Our advice? Tech that integrates with flexible POS systems to create an all-in-one solution represents a direct boost to your bottom line and productivity:
‘More than 75 percent of restaurants surveyed believe that … having all departments connected through one platform, being fed information from the POS, provides actionable insights to lower costs by 5 percent and increase productivity by 50 percent.’ – Matthew Hardoon, MarketMan Director of Sales
This survey’s breakdown of priorities clearly indicates that POS systems are coming out on top, simply because they are developed to integrate with more and more services:
Image courtesy of Toast’s ‘Restaurant Success in 2019’ industry report.
Does your POS system also provide or integrate well with inventory management, a loyalty scheme program, invoicing and business intelligence reporting? It can certainly cause administrative headaches if these pillars of food industry technology don’t work well together.
What’s more, the global payments market is seeing a sharp increase in revenue as business owners and end-users alike are more interested in exploring new payment options, such as mobile or contactless. See this graph from McKinsey:
Image courtesy of McKinsey & Co’s ‘Global Payments 2018: a dynamic industry continues to break new ground.’
It’s up to POS system vendors like Square, iZettle and Vend to ensure their systems allow for the integrations that their clients now demand. If they fail to, they risk being left behind by more flexible competitors.
Mobile Order & Pay is the way forward
Call us biased, but we have a bone to pick with mobile ordering apps, and we’re not alone. Gartner’s research shows that businesses are increasingly abandoning applications as return on investment (ROI) predictions miss their mark. Customers aren’t interested in having 20 different apps cluttering up their phone. But, mobile ordering is still a great option, if approached in a different way…

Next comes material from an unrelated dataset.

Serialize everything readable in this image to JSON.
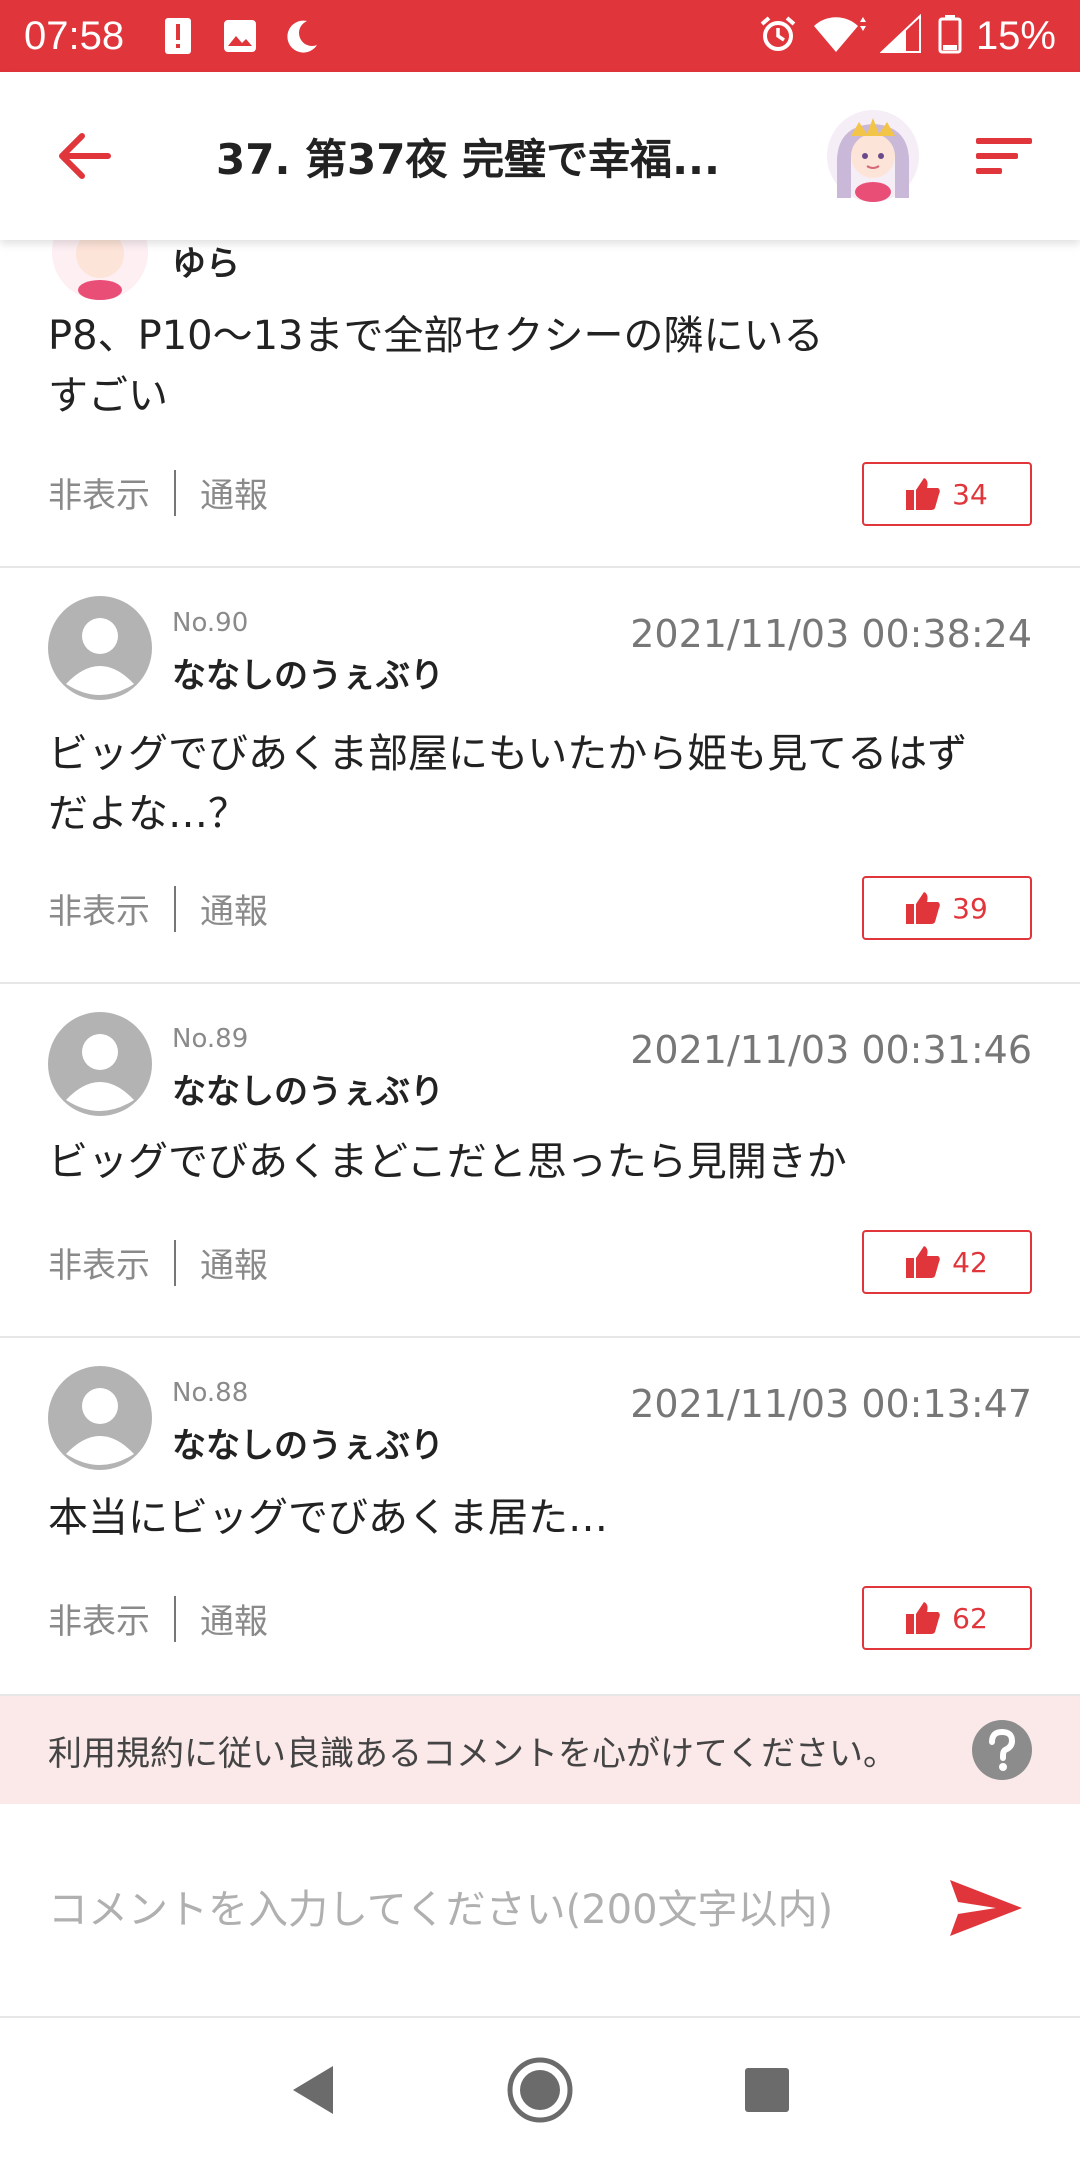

At Wi5, we offer mobile Order & Pay without the app. Instead, we integrate with your WiFi and use a splash page to create a better-than-an-app-like experience for your customers. They can view your menus and order and pay all in one place, without downloading anything. You don’t need to change your Wi-Fi provider or POS system provider, either. We integrate directly into your current systems. You can use behavioural data, like average transactional value (ATV) or order preferences, to benefit your decision-making and increase efficiency.
The UK food sector is predicted to grow by 26.4 percent by 2024, with QSRs enjoying 30.9 percent of the market share and coffee specialists seeing a compound annual growth rate (CAGR) of 5.2 percent over the next five years (IGD forecast). And, the UK food-to-go market is up 2.5 billion pounds in 2018, which is three times as fast as on-premise spending.
To benefit from that growth, today’s businesses must have a competitive advantage:
‘Increasing adoption of retail automation solutions in emerging economies, incorporating augmented reality and virtual reality in the retail sector, and developing new retail automation solutions, act as growth opportunities for the retail automation market in the coming years.’ – Retail Automation Market report
We predict that there will be an exponential increase in transformational developments for food industry technology and point of sale systems. It’s clear that next on the menu is customer self-service. You’ll see things like mobile payments and mobile wallets, smart kiosks and appless Order & Pay solutions (we hope!) popping up everywhere, even in small to medium-sized chains.
With these developments, we’re opening new doors into the unknown. There’s a whole world of machine learning, artificial intelligence, robotics and IoT that is waiting to be explored. Technology will no doubt continue to shape the food industry to deliver better customer experiences and higher standards of service. It’s no longer a matter of ‘if’, it’s a matter of ‘when’.